Lors d’un parcours sur l’autoroute, nous avons pu mettre à l’essai le dispositif Assist Plus. Ce dernier permet à la voiture de prendre ses mouvements en charge jusqu’à 140 km/h, en adaptant cette vitesse en fonction du flot de la circulation tout en suivant les courbes de la route, le conducteur n’ayant plus à tenir le volant. En rattrapant un véhicule plus lent, il suffit d’activer l’indicateur de changement de voie pour voir l’auto changer de voie par elle-même.

Évidemment, elle n’obéira pas à cette commande si un autre véhicule se trouve dans l’angle mort. Le système Assist Plus fonctionne tant et aussi longtemps que la caméra intégrée dans la planche de bord est en mesure de voir les yeux du conducteur, assurant ainsi que celui-ci porte attention à ce qui se passe.

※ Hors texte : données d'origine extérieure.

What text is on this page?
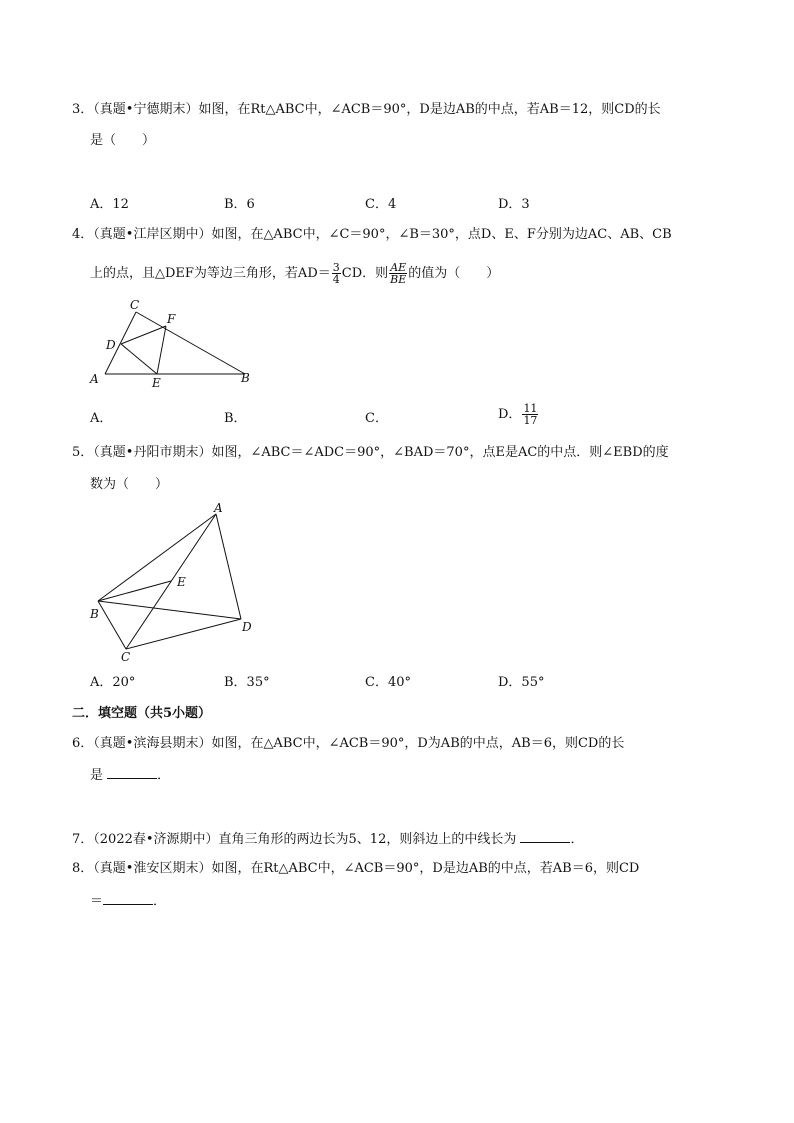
3．（真题•宁德期末）如图，在Rt△ABC中，∠ACB＝90°，D是边AB的中点，若AB＝12，则CD的长
是（　　）
A．12	B．6	C．4	D．3
4．（真题•江岸区期中）如图，在△ABC中，∠C＝90°，∠B＝30°，点D、E、F分别为边AC、AB、CB
上的点，且△DEF为等边三角形，若$AD= \frac{3}{4}$ CD．则 $\frac{AE}{BE}$ 的值为（　　）
C
F
D
A	E	B
A．	B．	C．	D． $\frac{11}{17}$
5．（真题•丹阳市期末）如图，∠ABC＝∠ADC＝90°，∠BAD＝70°，点E是AC的中点．则∠EBD的度
数为（　　）
A
E
B
D
C
A．20°	B．35°	C．40°	D．55°
二．填空题（共5小题）
6．（真题•滨海县期末）如图，在△ABC中，∠ACB＝90°，D为AB的中点，AB＝6，则CD的长
是	．
7．（2022春•济源期中）直角三角形的两边长为5、12，则斜边上的中线长为	．
8．（真题•淮安区期末）如图，在Rt△ABC中，∠ACB＝90°，D是边AB的中点，若AB＝6，则CD
＝	．
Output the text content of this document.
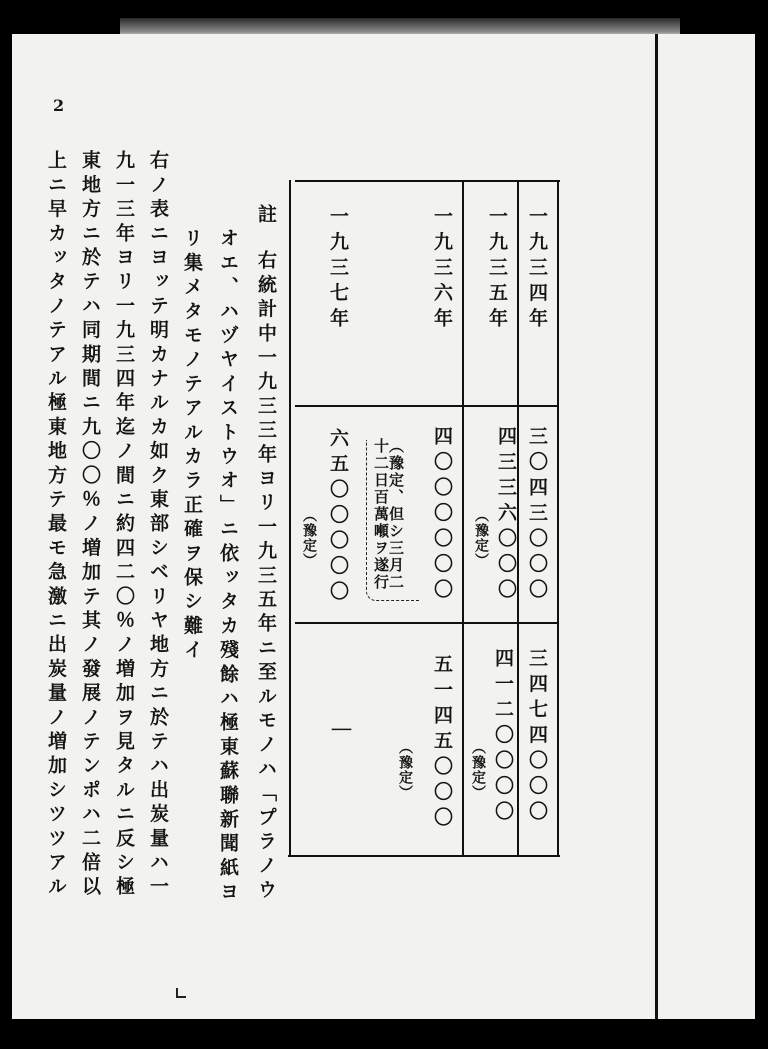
2
一九三四年
一九三五年
一九三六年
一九三七年
三〇四三〇〇〇
四三三六〇〇〇
（豫定）
四〇〇〇〇〇〇
（豫定、但シ三月二十二日百萬噸ヲ遂行
六五〇〇〇〇〇
（豫定）
三四七四〇〇〇
四一二〇〇〇〇
（豫定）
五一四五〇〇〇
（豫定）
｜
註
右統計中一九三三年ヨリ一九三五年ニ至ルモノハ「プラノウ
オエ、ハヅヤイストウオ」ニ依ッタカ殘餘ハ極東蘇聯新聞紙ヨ
リ集メタモノテアルカラ正確ヲ保シ難イ
右ノ表ニヨッテ明カナルカ如ク東部シベリヤ地方ニ於テハ出炭量ハ一
九一三年ヨリ一九三四年迄ノ間ニ約四二〇％ノ増加ヲ見タルニ反シ極
東地方ニ於テハ同期間ニ九〇〇％ノ増加テ其ノ發展ノテンポハ二倍以
上ニ早カッタノテアル極東地方テ最モ急激ニ出炭量ノ増加シツツアル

Petit bémol, j’ai constaté que ce dispositif ne fonctionne pas si le conducteur porte des lunettes solaires polarisées, la caméra n’étant pas en mesure de voir les yeux du conducteur.

Photo: Uwe Fischer

Un cinéma maison sur roues

Offert en option, le Theater Screen permet aux passagers arrière de visionner du contenu vidéo en continu via Netflix, Amazon Prime et YouTube, entre autres, sur un écran 8K de 31,3 pouces qui se déploie depuis le plafond. Le son provenant de la chaîne Diamond Audio de Bowers and Wilkins avec puissance de 2 000 watts comptant 35 haut-parleurs...

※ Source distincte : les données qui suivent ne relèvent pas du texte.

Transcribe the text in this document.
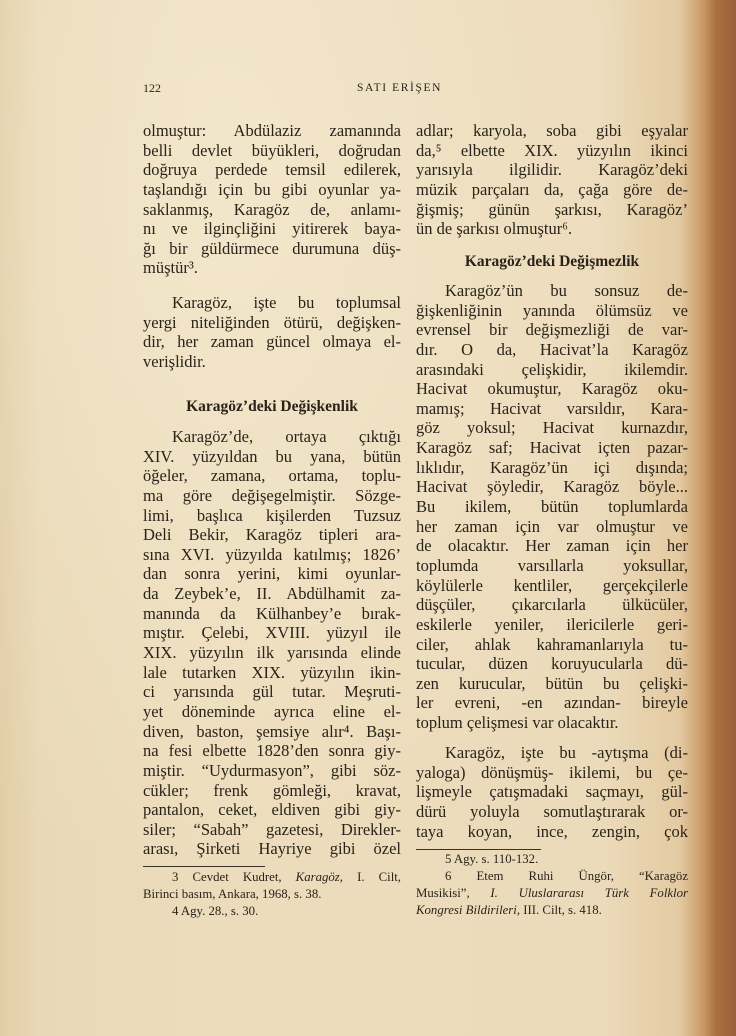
122	SATI ERİŞEN
olmuştur: Abdülaziz zamanında
belli devlet büyükleri, doğrudan
doğruya perdede temsil edilerek,
taşlandığı için bu gibi oyunlar ya-
saklanmış, Karagöz de, anlamı-
nı ve ilginçliğini yitirerek baya-
ğı bir güldürmece durumuna düş-
müştür³.
Karagöz, işte bu toplumsal
yergi niteliğinden ötürü, değişken-
dir, her zaman güncel olmaya el-
verişlidir.
Karagöz’deki Değişkenlik
Karagöz’de, ortaya çıktığı
XIV. yüzyıldan bu yana, bütün
öğeler, zamana, ortama, toplu-
ma göre değişegelmiştir. Sözge-
limi, başlıca kişilerden Tuzsuz
Deli Bekir, Karagöz tipleri ara-
sına XVI. yüzyılda katılmış; 1826’
dan sonra yerini, kimi oyunlar-
da Zeybek’e, II. Abdülhamit za-
manında da Külhanbey’e bırak-
mıştır. Çelebi, XVIII. yüzyıl ile
XIX. yüzyılın ilk yarısında elinde
lale tutarken XIX. yüzyılın ikin-
ci yarısında gül tutar. Meşruti-
yet döneminde ayrıca eline el-
diven, baston, şemsiye alır⁴. Başı-
na fesi elbette 1828’den sonra giy-
miştir. “Uydurmasyon”, gibi söz-
cükler; frenk gömleği, kravat,
pantalon, ceket, eldiven gibi giy-
siler; “Sabah” gazetesi, Direkler-
arası, Şirketi Hayriye gibi özel
3 Cevdet Kudret, Karagöz, I. Cilt,
Birinci basım, Ankara, 1968, s. 38.
4 Agy. 28., s. 30.
adlar; karyola, soba gibi eşyalar
da,⁵ elbette XIX. yüzyılın ikinci
yarısıyla ilgilidir. Karagöz’deki
müzik parçaları da, çağa göre de-
ğişmiş; günün şarkısı, Karagöz’
ün de şarkısı olmuştur⁶.
Karagöz’deki Değişmezlik
Karagöz’ün bu sonsuz de-
ğişkenliğinin yanında ölümsüz ve
evrensel bir değişmezliği de var-
dır. O da, Hacivat’la Karagöz
arasındaki çelişkidir, ikilemdir.
Hacivat okumuştur, Karagöz oku-
mamış; Hacivat varsıldır, Kara-
göz yoksul; Hacivat kurnazdır,
Karagöz saf; Hacivat içten pazar-
lıklıdır, Karagöz’ün içi dışında;
Hacivat şöyledir, Karagöz böyle...
Bu ikilem, bütün toplumlarda
her zaman için var olmuştur ve
de olacaktır. Her zaman için her
toplumda varsıllarla yoksullar,
köylülerle kentliler, gerçekçilerle
düşçüler, çıkarcılarla ülkücüler,
eskilerle yeniler, ilericilerle geri-
ciler, ahlak kahramanlarıyla tu-
tucular, düzen koruyucularla dü-
zen kurucular, bütün bu çelişki-
ler evreni, -en azından- bireyle
toplum çelişmesi var olacaktır.
Karagöz, işte bu -aytışma (di-
yaloga) dönüşmüş- ikilemi, bu çe-
lişmeyle çatışmadaki saçmayı, gül-
dürü yoluyla somutlaştırarak or-
taya koyan, ince, zengin, çok
5 Agy. s. 110-132.
6 Etem Ruhi Üngör, “Karagöz
Musikisi”, I. Uluslararası Türk Folklor
Kongresi Bildirileri, III. Cilt, s. 418.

Une fois cet écran abaissé, le conducteur n’est plus en mesure de voir derrière le véhicule par le biais du rétroviseur central, et si le passager arrière du côté droit décide d’adopter la position inclinée de son siège Executive Lounge avec appui pour les pieds, le rétroviseur latéral droit sera aussi obstrué par l’appui-tête du siège passager avant qui s’incline jusqu’à rejoindre la planche de bord. Pour corriger cet impair, il aurait fallu que BMW adopte un système semblable à celui utilisé par Cadillac, qui consiste à diffuser sur l’écran du rétroviseur central les images captées par la caméra de recul. Dommage que BMW n’ait pas retenu cette possibilité.

Photo: Uwe Fischer

À l’avant, BMW réinterprète son concept de console orientée vers le conducteur avec l’adoption du Curved Display et sa dalle numérique incurvée composée de deux écrans de 12,3 et 14,9 pouces servant à l’affichage des informations relatives à la conduite et au système d’infodivertissement. Le logiciel d’exploitation est la huitième génération du iDrive de BMW avec réalité augmentée pour le système de navigation.

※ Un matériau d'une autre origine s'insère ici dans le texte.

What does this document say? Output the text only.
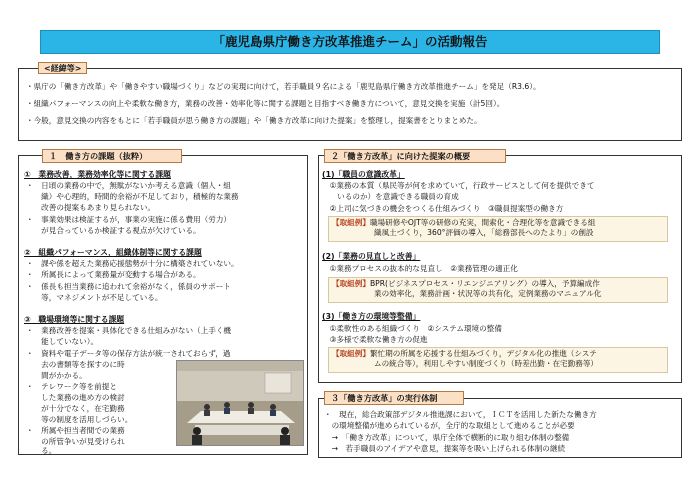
「鹿児島県庁働き方改革推進チーム」の活動報告
<経緯等>
・県庁の「働き方改革」や「働きやすい職場づくり」などの実現に向けて，若手職員９名による「鹿児島県庁働き方改革推進チーム」を発足（R3.6）。
・組織パフォーマンスの向上や柔軟な働き方，業務の改善・効率化等に関する課題と目指すべき働き方について，意見交換を実施（計5回）。
・今般，意見交換の内容をもとに「若手職員が思う働き方の課題」や「働き方改革に向けた提案」を整理し，提案書をとりまとめた。
１　働き方の課題（抜粋）
①　業務改善，業務効率化等に関する課題
・　日頃の業務の中で，無駄がないか考える意識（個人・組
　　織）や心理的，時間的余裕が不足しており，積極的な業務
　　改善の提案もあまり見られない。
・　事業効果は検証するが，事業の実施に係る費用（労力）
　　が見合っているか検証する視点が欠けている。
②　組織パフォーマンス，組織体制等に関する課題
・　課や係を超えた業務応援態勢が十分に構築されていない。
・　所属長によって業務量が変動する場合がある。
・　係長も担当業務に追われて余裕がなく，係員のサポート
　　等，マネジメントが不足している。
③　職場環境等に関する課題
・　業務改善を提案・具体化できる仕組みがない（上手く機
　　能していない）。
・　資料や電子データ等の保存方法が統一されておらず，過
　　去の書類等を探すのに時
　　間がかかる。
・　テレワーク等を前提と
　　した業務の進め方の検討
　　が十分でなく，在宅勤務
　　等の制度を活用しづらい。
・　所属や担当者間での業務
　　の所管争いが見受けられ
　　る。
２「働き方改革」に向けた提案の概要
(1)「職員の意識改革」
　①業務の本質（県民等が何を求めていて，行政サービスとして何を提供できて
　　いるのか）を意識できる職員の育成
　②上司に気づきの機会をつくる仕組みづくり　③職員提案型の働き方
【取組例】職場研修やOJT等の研修の充実，間索化・合理化等を意識できる組
織風土づくり，360°評価の導入，「総務部長へのたより」の創設
(2)「業務の見直しと改善」
　①業務プロセスの抜本的な見直し　②業務管理の適正化
【取組例】BPR(ビジネスプロセス・リエンジニアリング）の導入，予算編成作
業の効率化，業務計画・状況等の共有化，定例業務のマニュアル化
(3)「働き方の環境等整備」
　①柔軟性のある組織づくり　②システム環境の整備
　③多様で柔軟な働き方の促進
【取組例】繁忙期の所属を応援する仕組みづくり，デジタル化の推進（システ
ムの統合等），利用しやすい制度づくり（時差出勤・在宅勤務等）
３「働き方改革」の実行体制
・　現在，総合政策部デジタル推進課において，ＩＣＴを活用した新たな働き方
　の環境整備が進められているが，全庁的な取組として進めることが必要
　→　「働き方改革」について，県庁全体で横断的に取り組む体制の整備
　→　若手職員のアイデアや意見，提案等を吸い上げられる体制の継続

Les fonctionnalités Apple CarPlay et Android Auto sans-fil sont également au programme. Il est aussi possible d’opter pour un système d’ouverture et de fermeture automatique des portières. La sellerie standard est réalisée avec un matériel appelé Veganza, lequel reprend le look du cuir, et une superbe sellerie composée de cuir et de cachemire est proposée en option.

Photo: Uwe Fischer

Les portières arrière sont dotées d’unités Touch Command, soit des écrans de la taille d’un téléphone intelligent permettant aux passagers de contrôler la chaîne audio, le système de chauffage/climatisation, les stores électriques, l’ajustement des sièges et autres fonctions, en plus de leur permettre d’initier ou de répondre à un appel téléphonique.

Somme toute, la nouvelle i7 fait la preuve que le luxe de haut niveau s’arrime parfaitement avec la mobilité électrique. On a déjà hâte de conduire la prochaine i7 M70 avec sa motorisation de 650 chevaux, ainsi que la Rolls-Royce Spectre à motorisation électrique, élaborée sur la même plate-forme, qui devrait être lancée à l’été 2023.